Rober was so outraged that he designed and built, with the assistance of a technician friend, a powerful “Karma Glitter Bomb” activated when opened by the perp. The device was outfitted with considerable electronics, including GPS, four-way imaging, cloud video storage and timed “fart sprays”. It was an incredible feat of home (over?) engineering.
California-based Rober himself is a mechanical engineer, and worked at NASA from 2004 to 2013. Some of his work at NASA ended up inside the Curiosity Rover, which is now busily cruising the surface of another planet - Mars. So he’s quite familiar with designing devices. But he’s now very well known for his YouTube channel, where he presents videos on fun gadgets.
Glitter is truly an awful material. Once deployed it is nearly impossible to remove using any known technique. The small plastic sections stick and are extraordinarily difficult to pick up. And there are millions of them, as Rober chose to have his device spin centrifugally about a pound of an especially fine formulation of the nefarious substance.
I’ve often thought this material should be banned from civilization, but perhaps in this case there is justification for its use.
The Glitter project did involve 3D printing.
Rober designed a mounting system to hold the four Android phones used for GPS, network connectivity and video capture, as well as the custom circuit board that controlled the device and its evil sequence of activities.

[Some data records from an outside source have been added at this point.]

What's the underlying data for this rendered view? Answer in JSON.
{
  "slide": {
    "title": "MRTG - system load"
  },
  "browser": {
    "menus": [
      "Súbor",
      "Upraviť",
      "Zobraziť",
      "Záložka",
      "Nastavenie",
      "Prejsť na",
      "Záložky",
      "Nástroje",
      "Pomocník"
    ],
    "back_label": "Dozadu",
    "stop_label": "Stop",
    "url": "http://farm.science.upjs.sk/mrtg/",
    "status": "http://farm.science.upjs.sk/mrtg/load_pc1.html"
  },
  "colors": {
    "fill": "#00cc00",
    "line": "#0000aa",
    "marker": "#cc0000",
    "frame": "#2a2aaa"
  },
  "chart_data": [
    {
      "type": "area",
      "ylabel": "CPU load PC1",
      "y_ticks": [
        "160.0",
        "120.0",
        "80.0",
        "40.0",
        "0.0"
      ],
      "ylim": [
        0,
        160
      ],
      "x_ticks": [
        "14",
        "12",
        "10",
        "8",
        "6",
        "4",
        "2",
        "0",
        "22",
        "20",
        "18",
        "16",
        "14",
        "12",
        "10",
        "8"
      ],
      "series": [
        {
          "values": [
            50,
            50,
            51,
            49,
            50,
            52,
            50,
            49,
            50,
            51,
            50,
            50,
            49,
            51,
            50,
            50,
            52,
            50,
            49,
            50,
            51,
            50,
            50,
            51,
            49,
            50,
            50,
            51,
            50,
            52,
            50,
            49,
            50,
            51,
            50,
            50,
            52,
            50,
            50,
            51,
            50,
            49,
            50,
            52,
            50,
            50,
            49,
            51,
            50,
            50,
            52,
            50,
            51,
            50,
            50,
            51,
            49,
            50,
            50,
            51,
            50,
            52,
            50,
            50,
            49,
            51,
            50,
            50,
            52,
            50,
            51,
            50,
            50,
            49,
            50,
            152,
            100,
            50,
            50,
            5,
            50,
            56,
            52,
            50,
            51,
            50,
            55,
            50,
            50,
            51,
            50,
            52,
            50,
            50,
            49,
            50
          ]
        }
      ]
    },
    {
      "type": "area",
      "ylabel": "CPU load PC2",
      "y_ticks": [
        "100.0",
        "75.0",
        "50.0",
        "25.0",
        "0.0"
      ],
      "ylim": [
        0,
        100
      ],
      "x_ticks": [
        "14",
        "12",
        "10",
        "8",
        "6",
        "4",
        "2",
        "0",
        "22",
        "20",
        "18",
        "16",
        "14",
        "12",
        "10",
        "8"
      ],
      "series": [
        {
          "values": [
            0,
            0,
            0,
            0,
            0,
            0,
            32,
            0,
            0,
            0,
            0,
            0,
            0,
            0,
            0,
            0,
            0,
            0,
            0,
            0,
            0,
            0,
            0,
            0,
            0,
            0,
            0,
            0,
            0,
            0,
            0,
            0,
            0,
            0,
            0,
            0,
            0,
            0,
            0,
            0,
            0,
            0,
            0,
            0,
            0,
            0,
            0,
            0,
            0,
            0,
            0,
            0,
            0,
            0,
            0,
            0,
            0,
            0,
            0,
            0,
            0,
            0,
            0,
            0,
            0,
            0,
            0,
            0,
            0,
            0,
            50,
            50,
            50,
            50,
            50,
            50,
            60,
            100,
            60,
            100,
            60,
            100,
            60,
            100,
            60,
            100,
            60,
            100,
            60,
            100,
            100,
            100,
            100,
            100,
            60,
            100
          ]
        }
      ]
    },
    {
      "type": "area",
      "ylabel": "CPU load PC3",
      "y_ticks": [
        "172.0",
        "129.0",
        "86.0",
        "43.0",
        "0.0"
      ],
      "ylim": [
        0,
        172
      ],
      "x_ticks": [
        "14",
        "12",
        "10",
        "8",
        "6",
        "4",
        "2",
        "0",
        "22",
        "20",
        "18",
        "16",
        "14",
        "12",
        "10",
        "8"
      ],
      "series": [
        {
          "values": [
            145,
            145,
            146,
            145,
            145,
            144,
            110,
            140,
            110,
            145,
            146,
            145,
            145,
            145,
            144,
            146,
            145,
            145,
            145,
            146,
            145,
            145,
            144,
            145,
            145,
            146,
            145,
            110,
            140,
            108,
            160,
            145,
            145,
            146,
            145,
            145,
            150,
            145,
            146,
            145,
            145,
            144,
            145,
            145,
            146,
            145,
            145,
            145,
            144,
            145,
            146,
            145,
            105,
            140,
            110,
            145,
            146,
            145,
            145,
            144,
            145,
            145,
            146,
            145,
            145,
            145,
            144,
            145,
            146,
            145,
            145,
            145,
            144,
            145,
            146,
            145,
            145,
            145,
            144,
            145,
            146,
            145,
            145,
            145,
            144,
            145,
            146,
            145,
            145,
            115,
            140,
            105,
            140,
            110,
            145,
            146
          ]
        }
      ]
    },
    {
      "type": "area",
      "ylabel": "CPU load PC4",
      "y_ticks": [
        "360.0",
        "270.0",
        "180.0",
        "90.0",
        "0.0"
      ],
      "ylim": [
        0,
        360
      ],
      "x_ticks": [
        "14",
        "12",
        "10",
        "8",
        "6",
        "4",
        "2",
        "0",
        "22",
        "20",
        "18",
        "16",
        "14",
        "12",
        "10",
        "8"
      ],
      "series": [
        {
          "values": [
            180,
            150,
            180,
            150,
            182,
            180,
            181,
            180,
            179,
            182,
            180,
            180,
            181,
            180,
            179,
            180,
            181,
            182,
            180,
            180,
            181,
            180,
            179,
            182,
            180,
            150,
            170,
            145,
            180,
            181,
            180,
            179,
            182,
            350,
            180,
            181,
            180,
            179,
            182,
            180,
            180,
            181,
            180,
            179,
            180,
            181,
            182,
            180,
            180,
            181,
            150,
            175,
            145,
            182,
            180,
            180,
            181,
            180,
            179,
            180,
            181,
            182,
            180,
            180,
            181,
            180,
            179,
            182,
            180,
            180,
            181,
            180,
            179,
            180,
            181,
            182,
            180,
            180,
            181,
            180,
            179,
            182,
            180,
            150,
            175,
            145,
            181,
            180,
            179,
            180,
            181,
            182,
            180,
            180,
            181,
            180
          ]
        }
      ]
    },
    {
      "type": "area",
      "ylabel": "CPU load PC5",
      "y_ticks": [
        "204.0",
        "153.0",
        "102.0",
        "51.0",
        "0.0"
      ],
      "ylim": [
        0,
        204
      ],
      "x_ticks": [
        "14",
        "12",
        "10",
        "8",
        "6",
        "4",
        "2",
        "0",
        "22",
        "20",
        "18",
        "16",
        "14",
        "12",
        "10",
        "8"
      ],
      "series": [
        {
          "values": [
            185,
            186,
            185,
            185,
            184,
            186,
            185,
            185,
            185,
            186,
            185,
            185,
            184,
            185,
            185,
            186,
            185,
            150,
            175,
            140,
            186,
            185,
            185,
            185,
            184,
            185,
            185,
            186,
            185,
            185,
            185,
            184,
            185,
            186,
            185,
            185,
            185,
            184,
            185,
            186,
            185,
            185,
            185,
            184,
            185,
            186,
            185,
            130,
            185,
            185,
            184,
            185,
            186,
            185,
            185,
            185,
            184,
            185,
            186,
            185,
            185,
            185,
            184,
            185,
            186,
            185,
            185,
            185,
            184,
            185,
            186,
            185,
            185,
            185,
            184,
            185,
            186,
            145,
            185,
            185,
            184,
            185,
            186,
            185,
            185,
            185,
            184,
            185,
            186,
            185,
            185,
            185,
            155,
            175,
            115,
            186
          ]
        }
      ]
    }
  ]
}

The 3D printed portion of the project was apparently 3D printed at Shapeways, no doubt in strong nylon material from one of their several EOS 3D printers.
If you haven’t watched the video, as have nearly 40M people at this point, please do so now:
And now watch the “behind the scenes” video by tech Sean Hodgins:
My interest in this project is obviously the 3D printing component.
Here we have a relatively complex project that was partially enabled by the ability to produce a custom structure ideal for this particular purpose. Without 3D printing, this project could have been more difficult to complete.
It does show how, if one has the design capability, to very quickly and cheaply produce a required part with near-production quality for a given situation. That’s a power most people have never had in their hands until just recently.
My hope is that Rober’s project may inspire others to investigate the possibilities of 3D printing, now that he’s shown what is possible when a need can be serviced with 3D printing technology.